After years traveling the mountains of Guizhou Province in southwest China performing odd jobs, Xie Jincheng recently returned home to showcase his culture in the village's fledgling tourism industry.
"I'll settle down for a couple of years to see how things go," said the 20-something man, a member of the ethnic minority of Yao from Yaoshan Township.
He now works as a guide at a Yao-style tourist spot in Yaoshan, which was developed into a new community accommodating migrants relocated from high-poverty villages of the township.
Xie left because he did not want to waste energy farming a small plot of arid land, which is widely distributed in the mountainous province with the largest poor population in the country. Now, he is thrilled to find a rewarding job in his hometown.
In 2011, over 300 rural Yao households struggled to feed themselves in Yaoshan. Xie's family was among hundreds resettled into the urban community, which boasts better housing and transportation than their previous location.
The new settlers are excited to receive not only brand new subsidized houses and social security benefits, but also jobs they are competent for. The local government set aside funds allowing them to participate in Yao song and dance performances, ethnic handicrafts, and serving ethnic food to boost tourism.
The practice of Yaoshan is deemed as a practical solution for Guizhou as it pushes forward a massive project to move 1 million ethnic minority people, along with 1 million Han people, from harsh environments to urban settlements by 2020.
However, employment remains a hard nut to crack since the people who traditionally live through farming and hunting lack job skills.
Peng Qian, a professor of ethnology with Minzu University of China, said the language barrier constitutes a major challenge for ethnic minority migrants searching for urban jobs.
Friday is China's first "Poverty-Relief Day". A statement released after a central conference on ethnic affairs in late September called for efforts to ensure "leapfrog development" in ethnic regions, where many still live in poverty, via utilization of their "distinctive advantages". It also pledged to speed up urbanization in the regions.
Wang Yingzheng, who heads Guizhou's migration project, said planners will copy the success of Yaoshan and build more settlements whose pillar industry is ethnic culture tourism
While young people are longing for the city life, many of the older generation resist the change. Living in the new settlement in Yaoshan, 24-year-old Xie Changmei who works in the local troupe and her chef husband made about 6,000 yuan a month (about 980 U.S. dollars). However, her husband's parents, after a lifetime of farming, clung to their shabby wooden house in the mountain, feeling out of place in the town.
SPIRITUAL HOME
For many ethnic minority migrants, houses and jobs are not enough to lead a new life. Professor Peng Qian said the migrants' religious traditions must be respected.
Leaders attending the September central conference urged absolute opposition against Han chauvinism.

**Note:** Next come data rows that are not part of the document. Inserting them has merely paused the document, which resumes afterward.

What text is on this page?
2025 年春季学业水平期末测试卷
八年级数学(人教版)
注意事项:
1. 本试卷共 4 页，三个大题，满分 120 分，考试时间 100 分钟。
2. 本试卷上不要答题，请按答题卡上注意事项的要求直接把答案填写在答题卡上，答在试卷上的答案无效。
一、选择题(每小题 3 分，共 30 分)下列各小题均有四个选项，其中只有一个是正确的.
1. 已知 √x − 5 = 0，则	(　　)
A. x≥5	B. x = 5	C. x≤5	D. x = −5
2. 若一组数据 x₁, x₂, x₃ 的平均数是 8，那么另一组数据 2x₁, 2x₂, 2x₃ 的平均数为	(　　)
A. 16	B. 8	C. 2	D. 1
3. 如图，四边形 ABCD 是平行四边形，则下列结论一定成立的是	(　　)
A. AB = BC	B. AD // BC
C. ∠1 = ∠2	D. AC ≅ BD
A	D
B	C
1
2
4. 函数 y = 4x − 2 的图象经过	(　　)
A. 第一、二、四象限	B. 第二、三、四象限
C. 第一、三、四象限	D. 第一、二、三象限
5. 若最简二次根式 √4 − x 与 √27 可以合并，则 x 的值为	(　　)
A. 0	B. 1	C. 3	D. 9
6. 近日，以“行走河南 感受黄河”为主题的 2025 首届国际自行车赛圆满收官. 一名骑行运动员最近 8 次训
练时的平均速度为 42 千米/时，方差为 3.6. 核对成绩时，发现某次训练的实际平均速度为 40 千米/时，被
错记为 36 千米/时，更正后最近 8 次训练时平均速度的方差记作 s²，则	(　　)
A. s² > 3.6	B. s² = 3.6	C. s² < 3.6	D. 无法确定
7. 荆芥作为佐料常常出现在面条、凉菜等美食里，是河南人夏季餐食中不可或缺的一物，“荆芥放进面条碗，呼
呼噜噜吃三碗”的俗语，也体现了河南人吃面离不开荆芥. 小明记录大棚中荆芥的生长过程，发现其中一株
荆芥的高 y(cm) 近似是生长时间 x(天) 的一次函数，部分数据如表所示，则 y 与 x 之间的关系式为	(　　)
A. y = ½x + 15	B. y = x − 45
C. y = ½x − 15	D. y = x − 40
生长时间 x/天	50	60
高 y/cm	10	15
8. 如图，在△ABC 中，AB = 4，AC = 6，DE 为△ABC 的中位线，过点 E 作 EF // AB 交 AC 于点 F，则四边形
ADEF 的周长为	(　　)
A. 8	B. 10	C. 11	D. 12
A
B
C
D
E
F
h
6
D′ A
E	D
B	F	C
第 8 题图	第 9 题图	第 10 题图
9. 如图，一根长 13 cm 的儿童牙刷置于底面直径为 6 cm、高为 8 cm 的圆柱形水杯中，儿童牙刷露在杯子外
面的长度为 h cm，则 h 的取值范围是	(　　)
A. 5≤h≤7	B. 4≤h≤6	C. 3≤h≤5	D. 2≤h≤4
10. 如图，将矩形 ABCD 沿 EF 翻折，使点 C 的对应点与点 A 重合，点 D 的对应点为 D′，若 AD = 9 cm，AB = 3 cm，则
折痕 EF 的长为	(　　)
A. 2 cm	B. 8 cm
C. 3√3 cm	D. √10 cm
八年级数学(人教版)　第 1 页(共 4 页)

Ma Hongliang, 52, is eagerly awaiting a mosque in the new community he moved to last year. His new home is about 500 km from his old residence in Xihaigu region, which was declared "uninhabitable" for humans by visiting experts from the United Nations in 1982.
In 2012, northwest China's Ningxia Hui Autonomous Region, heavily-populated by Muslims Hui ethnic minority, launched a project to relocate 350,000 residents from Xihaigu to new neighborhoods closer to town. Ma is among nearly 230,000 who have left.
The migration policy requires land earmarked for mosques with the number of mosques varying depending on how many sects its residents belong to.
Since construction of the mosque will not kick off until the last batch of 1,000 migrants move into the settlement, the local government offered Muslims empty houses to serve as temporary prayer rooms.
Ma's sect was allowed to use a 54-square-meter bungalow. But due to the growing attendance, Ma and his neighbors built a larger house for prayers with their own money. "During the peak time of Friday sermon, the small room was packed with nearly 100 people," Ma said.
The Hui migrants, who used to live separately in their old homes, have got along with their Han neighbors in the new community.
For example, praying five times a day by the Hui, summoned by a large loudspeaker, would annoy the Han, but none of the latter has ever complained about it.
Likewise the Hui tolerate the Han's noisy custom of setting off firecrackers during the Chinese Lunar New Year, said Wan Xuefeng, deputy director of the community committee.
"There's inconvenience, but we understand each other," Ma said.